Late-night National Geographic discovery: hippos, whales, and dolphins are related. No wonder I've always had a thing for those three animals. And otters. I love otters.
Evidently hippos click and call underwater like dolphins & whales. Scientists tested their DNA and discovered that they all probably evolved from a hippo-like animal. Wild!
And yes, I know that the channel now goes by "NAT GEO" but I refuse to call it "NAT GEO". That's like giving in and calling Burger King "BK". I mean, I've certainly referred to McDonald's as MickeyD's, but they aren't about to change their branding just because that's catchy. (I hope.)
And in case you're sitting there wondering what the first hippowholphin looked like, Wikipedia has more info.

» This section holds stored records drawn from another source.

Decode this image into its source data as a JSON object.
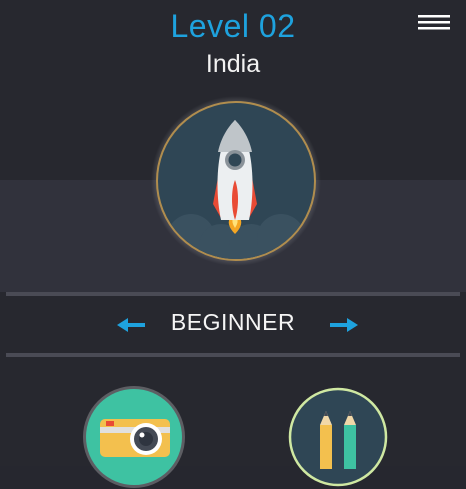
{
  "header": {
    "level_title": "Level 02",
    "country": "India"
  },
  "menu": {
    "icon": "hamburger-menu-icon"
  },
  "badge": {
    "icon": "rocket-icon",
    "ring_color": "#b08d4e",
    "background_color": "#2f4655"
  },
  "difficulty": {
    "label": "BEGINNER",
    "prev_icon": "arrow-left-icon",
    "next_icon": "arrow-right-icon"
  },
  "categories": [
    {
      "icon": "camera-icon",
      "background_color": "#3ec2a2"
    },
    {
      "icon": "pencils-icon",
      "background_color": "#2f4655",
      "ring_color": "#cfe8a2"
    }
  ],
  "colors": {
    "accent": "#1ea2de",
    "background": "#27282f"
  }
}
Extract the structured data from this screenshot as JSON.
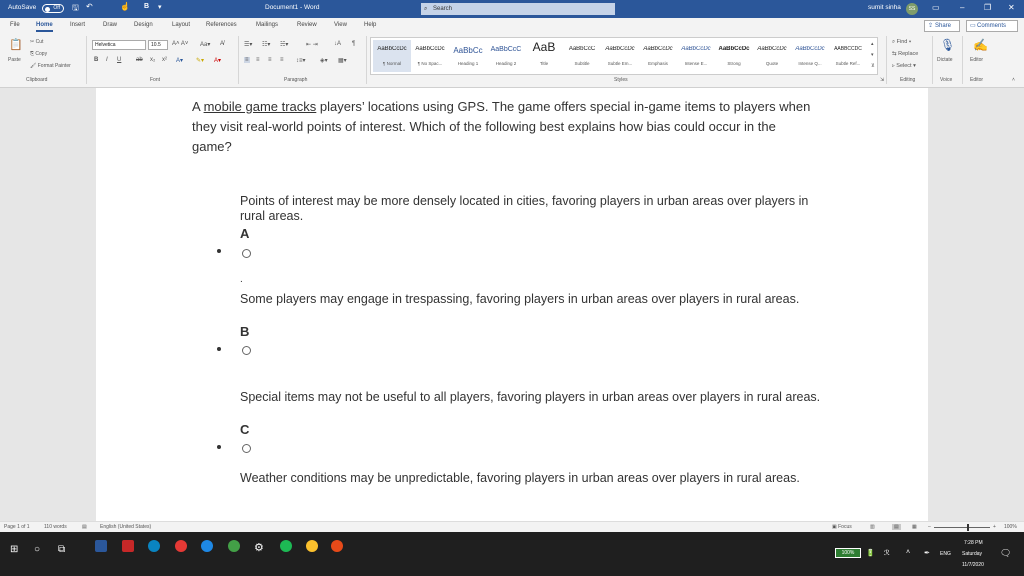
{
  "titlebar": {
    "autosave_label": "AutoSave",
    "autosave_state": "Off",
    "doc_title": "Document1 - Word",
    "search_placeholder": "Search",
    "user_name": "sumit sinha",
    "user_initials": "SS"
  },
  "tabs": [
    "File",
    "Home",
    "Insert",
    "Draw",
    "Design",
    "Layout",
    "References",
    "Mailings",
    "Review",
    "View",
    "Help"
  ],
  "active_tab": "Home",
  "share_label": "Share",
  "comments_label": "Comments",
  "clipboard": {
    "paste": "Paste",
    "cut": "Cut",
    "copy": "Copy",
    "format_painter": "Format Painter",
    "group": "Clipboard"
  },
  "font": {
    "name": "Helvetica",
    "size": "10.5",
    "group": "Font"
  },
  "paragraph_group": "Paragraph",
  "styles": {
    "items": [
      {
        "sample": "AaBbCcDc",
        "name": "¶ Normal"
      },
      {
        "sample": "AaBbCcDc",
        "name": "¶ No Spac..."
      },
      {
        "sample": "AaBbCc",
        "name": "Heading 1"
      },
      {
        "sample": "AaBbCcC",
        "name": "Heading 2"
      },
      {
        "sample": "AaB",
        "name": "Title"
      },
      {
        "sample": "AaBbCcC",
        "name": "Subtitle"
      },
      {
        "sample": "AaBbCcDc",
        "name": "Subtle Em..."
      },
      {
        "sample": "AaBbCcDc",
        "name": "Emphasis"
      },
      {
        "sample": "AaBbCcDc",
        "name": "Intense E..."
      },
      {
        "sample": "AaBbCcDc",
        "name": "Strong"
      },
      {
        "sample": "AaBbCcDc",
        "name": "Quote"
      },
      {
        "sample": "AaBbCcDc",
        "name": "Intense Q..."
      },
      {
        "sample": "AABBCCDC",
        "name": "Subtle Ref..."
      }
    ],
    "group": "Styles"
  },
  "editing": {
    "find": "Find",
    "replace": "Replace",
    "select": "Select",
    "group": "Editing"
  },
  "voice": {
    "dictate": "Dictate",
    "group": "Voice"
  },
  "editor": {
    "label": "Editor",
    "group": "Editor"
  },
  "document": {
    "question_lead": "A ",
    "question_link": "mobile game tracks",
    "question_rest": " players’ locations using GPS. The game offers special in-game items to players when they visit real-world points of interest. Which of the following best explains how bias could occur in the game?",
    "options": [
      {
        "text": "Points of interest may be more densely located in cities, favoring players in urban areas over players in rural areas.",
        "letter": "A"
      },
      {
        "text": "Some players may engage in trespassing, favoring players in urban areas over players in rural areas.",
        "letter": "B"
      },
      {
        "text": "Special items may not be useful to all players, favoring players in urban areas over players in rural areas.",
        "letter": "C"
      },
      {
        "text": "Weather conditions may be unpredictable, favoring players in urban areas over players in rural areas."
      }
    ],
    "stray_dot": "."
  },
  "statusbar": {
    "page": "Page 1 of 1",
    "words": "110 words",
    "language": "English (United States)",
    "focus": "Focus",
    "zoom": "100%",
    "zoom_fraction": 0.6
  },
  "taskbar": {
    "battery": "100%",
    "lang": "ENG",
    "time": "7:28 PM",
    "day": "Saturday",
    "date": "11/7/2020"
  },
  "colors": {
    "word_blue": "#2b579a",
    "taskbar": "#1f1f1f"
  }
}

As indicated by the name, ancient Greeks considered the hippopotamus to be related to the horse. Until 1985, naturalists grouped hippos with pigs, based on molar patterns. Evidence, first from blood proteins, then from molecular systematics and DNA  and the fossil record, show that their closest living relatives are cetaceans—whales, porpoises and the like. Hippopotamuses have more in common with whales than they do with other Artiodactyls (even-toed ungulates), such as pigs, because the common ancestor of hippos and whales branched-off from ruminants and the rest of the even-toed ungulates. Thus, hippos are more closely related to whales than to other members of Artiodactyla. While cetaceans and hippos are each other's closest living relatives, their lineages split soon after their divergence from the rest of the even-toed ungulates.